You can keep your Fendi Shoes!

I love a bit of personal development reading or listening and have been filling my brain with all of the mindset tools, coaching and guidance I can get lately but there remains one issue; none of them talk about goals outside of the material. I know some do reference it, but it’s a passing thought, one for the weirdos who don’t want the Gucci belt, Louboutins or really wouldn’t fly business class even if they could afford it (honestly, if you gave it to me for free, I’d pass it on to someone else who might get it).

I just can’t get my head around the spending. Really. I’ve been there too! My first credit card purchase (at 18) was a pair of Chanel sunglasses. I live in the UK (we don’t get a lot of sun), I didn’t travel, had no real need for them really but I bought them all the same and they made me feel good for all of about 36 hours really. I still have them, in a drawer upstairs, now horribly out of fashion I might add. I’ve spent over £100 on a pair of shoes in the past but it didn’t bring me happiness and certainly no sense of success. It bought me a fleeting excitement, then dread as my credit card bill crept up.

I’m planning a wedding at the moment and the initial idea was a wonderful laid back weekend affair with a barn, friends and family everywhere. Then the prices came in and we both said, ‘even if we had that kind of money, this isn’t what we’d spend it on’, and so we scrapped it for something much, much simpler.

There is an exercise in one of these books where you imagine the woman you want to be, what she’s wearing, what shoes or bag, what car she drives, how big is her house?

Mine has no more than I have now, materially speaking. I plan to drive a clapped out little car (I really don’t expect mine to ever die even though she’s already getting on a bit), I have a different home, but it’s a space where people come to practice yoga, teach, heal and share. My hair is unwashed, I’m absolutely not wearing a bra and I reckon I earn less, but I have more. I don’t even have any damn shoes on!

I suppose the manifestation here is the feeling of that place, but of course, some old hippy living under a tree doesn’t quite sell books like a Prada handbag or sports car.

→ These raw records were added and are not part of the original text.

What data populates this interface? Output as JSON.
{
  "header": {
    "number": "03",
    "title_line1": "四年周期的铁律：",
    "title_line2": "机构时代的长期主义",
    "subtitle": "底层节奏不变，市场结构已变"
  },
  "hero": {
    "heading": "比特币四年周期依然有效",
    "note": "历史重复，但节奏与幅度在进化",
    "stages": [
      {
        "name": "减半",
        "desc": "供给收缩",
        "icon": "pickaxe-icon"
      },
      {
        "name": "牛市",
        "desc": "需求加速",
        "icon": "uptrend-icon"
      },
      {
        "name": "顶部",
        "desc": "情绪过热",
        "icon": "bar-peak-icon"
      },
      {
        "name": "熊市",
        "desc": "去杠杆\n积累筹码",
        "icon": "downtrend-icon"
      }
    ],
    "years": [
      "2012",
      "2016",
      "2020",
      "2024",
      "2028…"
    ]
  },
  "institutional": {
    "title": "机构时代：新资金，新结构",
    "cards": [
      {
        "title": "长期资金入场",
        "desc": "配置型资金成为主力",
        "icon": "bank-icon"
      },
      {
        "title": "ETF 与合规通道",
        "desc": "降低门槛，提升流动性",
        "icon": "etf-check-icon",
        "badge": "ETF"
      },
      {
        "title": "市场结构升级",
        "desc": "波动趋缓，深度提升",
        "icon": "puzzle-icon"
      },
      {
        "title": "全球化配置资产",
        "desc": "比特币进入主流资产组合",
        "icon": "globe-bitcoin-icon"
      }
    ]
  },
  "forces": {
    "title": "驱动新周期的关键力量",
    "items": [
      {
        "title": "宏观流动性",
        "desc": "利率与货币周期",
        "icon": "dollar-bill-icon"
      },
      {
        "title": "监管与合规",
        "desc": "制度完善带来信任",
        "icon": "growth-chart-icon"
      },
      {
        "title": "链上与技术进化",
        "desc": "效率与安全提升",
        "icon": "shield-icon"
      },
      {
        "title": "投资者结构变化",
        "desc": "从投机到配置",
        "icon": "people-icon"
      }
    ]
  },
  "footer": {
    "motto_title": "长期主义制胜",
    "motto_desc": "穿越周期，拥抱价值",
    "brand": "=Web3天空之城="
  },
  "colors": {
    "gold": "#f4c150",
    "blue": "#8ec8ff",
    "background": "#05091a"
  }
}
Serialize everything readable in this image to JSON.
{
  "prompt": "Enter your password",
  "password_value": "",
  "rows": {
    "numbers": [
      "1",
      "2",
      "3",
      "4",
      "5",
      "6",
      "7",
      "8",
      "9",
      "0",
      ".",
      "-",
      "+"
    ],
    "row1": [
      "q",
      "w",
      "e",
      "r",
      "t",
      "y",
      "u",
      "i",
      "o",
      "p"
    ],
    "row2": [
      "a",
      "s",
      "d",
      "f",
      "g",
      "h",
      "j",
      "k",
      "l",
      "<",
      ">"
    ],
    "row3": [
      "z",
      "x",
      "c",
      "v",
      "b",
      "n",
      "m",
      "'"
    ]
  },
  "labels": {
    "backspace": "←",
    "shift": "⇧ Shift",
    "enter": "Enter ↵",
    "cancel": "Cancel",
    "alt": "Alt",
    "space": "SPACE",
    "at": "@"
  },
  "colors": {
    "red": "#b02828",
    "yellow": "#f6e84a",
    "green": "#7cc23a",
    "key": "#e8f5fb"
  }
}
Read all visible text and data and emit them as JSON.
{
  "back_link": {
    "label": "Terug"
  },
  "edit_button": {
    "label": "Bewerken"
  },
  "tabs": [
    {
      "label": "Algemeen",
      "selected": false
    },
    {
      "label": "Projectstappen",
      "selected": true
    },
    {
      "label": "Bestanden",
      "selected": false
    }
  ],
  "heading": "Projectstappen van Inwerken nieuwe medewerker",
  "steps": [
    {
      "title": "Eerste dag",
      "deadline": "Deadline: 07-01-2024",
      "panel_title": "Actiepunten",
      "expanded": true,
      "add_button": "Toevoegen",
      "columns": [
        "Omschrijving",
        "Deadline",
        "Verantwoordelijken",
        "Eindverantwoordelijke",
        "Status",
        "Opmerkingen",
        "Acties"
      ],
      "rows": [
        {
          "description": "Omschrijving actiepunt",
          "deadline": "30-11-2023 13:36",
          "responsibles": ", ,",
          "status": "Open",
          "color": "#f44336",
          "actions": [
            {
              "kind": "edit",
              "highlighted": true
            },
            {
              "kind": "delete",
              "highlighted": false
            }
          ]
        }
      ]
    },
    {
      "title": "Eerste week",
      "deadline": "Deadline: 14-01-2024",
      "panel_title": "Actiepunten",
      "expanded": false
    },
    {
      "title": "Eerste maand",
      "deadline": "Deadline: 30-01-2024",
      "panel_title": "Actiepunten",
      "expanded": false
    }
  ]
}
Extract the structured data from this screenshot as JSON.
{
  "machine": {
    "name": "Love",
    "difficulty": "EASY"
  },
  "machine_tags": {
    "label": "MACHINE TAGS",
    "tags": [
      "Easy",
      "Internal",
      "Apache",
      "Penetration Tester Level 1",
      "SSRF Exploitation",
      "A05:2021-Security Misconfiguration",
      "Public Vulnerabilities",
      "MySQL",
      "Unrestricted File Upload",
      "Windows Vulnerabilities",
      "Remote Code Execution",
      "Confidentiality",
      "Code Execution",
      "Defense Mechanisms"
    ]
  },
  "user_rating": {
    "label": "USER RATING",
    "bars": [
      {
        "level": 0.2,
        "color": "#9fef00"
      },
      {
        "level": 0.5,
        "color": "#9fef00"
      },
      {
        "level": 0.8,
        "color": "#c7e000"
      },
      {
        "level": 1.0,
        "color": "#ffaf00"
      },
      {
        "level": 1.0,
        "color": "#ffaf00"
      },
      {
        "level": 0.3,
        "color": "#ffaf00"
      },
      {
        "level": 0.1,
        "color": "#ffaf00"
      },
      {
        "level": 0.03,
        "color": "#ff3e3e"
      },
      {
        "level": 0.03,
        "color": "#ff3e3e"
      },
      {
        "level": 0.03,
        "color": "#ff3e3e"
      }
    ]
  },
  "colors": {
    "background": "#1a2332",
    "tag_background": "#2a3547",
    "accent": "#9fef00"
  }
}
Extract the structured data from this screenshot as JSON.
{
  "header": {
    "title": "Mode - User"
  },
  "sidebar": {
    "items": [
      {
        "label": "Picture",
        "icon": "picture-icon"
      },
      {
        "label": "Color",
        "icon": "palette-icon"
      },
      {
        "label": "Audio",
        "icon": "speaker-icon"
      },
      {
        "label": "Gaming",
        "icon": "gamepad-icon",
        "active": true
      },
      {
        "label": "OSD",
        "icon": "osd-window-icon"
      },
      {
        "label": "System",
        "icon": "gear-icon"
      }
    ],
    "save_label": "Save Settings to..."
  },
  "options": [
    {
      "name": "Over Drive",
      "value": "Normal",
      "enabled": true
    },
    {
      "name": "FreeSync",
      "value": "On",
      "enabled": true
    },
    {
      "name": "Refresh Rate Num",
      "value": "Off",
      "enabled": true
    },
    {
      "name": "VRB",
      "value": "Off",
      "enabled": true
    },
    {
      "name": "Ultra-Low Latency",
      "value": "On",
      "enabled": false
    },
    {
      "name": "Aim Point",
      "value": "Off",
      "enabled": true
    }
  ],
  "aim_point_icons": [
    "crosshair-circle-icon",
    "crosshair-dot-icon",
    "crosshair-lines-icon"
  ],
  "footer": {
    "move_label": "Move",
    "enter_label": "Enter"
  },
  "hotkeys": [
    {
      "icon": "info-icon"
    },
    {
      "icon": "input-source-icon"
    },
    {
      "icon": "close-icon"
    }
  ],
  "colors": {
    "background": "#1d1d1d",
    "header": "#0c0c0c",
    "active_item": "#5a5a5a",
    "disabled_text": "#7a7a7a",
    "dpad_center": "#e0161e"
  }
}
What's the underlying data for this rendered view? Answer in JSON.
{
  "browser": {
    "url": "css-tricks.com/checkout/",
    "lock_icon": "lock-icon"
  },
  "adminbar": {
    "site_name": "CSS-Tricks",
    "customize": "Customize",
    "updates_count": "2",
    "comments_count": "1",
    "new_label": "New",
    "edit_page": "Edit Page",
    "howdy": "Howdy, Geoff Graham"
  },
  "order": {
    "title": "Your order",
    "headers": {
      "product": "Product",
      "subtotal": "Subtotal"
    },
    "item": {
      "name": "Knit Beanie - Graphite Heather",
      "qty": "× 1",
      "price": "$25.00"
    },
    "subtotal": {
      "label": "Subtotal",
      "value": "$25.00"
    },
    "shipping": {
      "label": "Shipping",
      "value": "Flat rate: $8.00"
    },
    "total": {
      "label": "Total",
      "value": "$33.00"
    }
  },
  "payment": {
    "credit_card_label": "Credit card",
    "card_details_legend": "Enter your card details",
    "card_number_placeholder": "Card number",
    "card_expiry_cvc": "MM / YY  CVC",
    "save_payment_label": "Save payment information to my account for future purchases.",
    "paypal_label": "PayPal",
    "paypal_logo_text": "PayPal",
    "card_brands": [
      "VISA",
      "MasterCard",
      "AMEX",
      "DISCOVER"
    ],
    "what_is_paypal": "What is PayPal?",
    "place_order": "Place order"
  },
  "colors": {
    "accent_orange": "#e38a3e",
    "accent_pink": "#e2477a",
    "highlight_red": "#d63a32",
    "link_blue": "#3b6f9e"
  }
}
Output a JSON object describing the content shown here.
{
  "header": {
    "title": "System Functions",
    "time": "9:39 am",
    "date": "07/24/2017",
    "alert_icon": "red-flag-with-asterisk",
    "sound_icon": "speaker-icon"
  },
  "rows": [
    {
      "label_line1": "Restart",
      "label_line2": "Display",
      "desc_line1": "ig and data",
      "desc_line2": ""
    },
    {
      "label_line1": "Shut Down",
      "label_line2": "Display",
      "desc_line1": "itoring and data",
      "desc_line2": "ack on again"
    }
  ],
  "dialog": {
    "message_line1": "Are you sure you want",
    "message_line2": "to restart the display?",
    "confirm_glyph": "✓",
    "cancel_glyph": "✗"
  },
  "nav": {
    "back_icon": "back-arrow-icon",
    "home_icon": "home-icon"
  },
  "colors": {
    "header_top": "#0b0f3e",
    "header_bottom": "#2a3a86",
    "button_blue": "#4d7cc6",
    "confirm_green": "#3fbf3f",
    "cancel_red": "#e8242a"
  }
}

The point of this post is to rant about materialism really, and how un-relatable I find the modern wants, needs and desires of a throw away world as a measure of my success. The phrase ‘if it makes you happy’ comes to mind. But question it; does it truly make you happy, or make you think you’re happy? Or do you really need to dig a little deeper as to why you’re not happy with what you already have or why you feel that the price tag is the same thing as your worth in this world?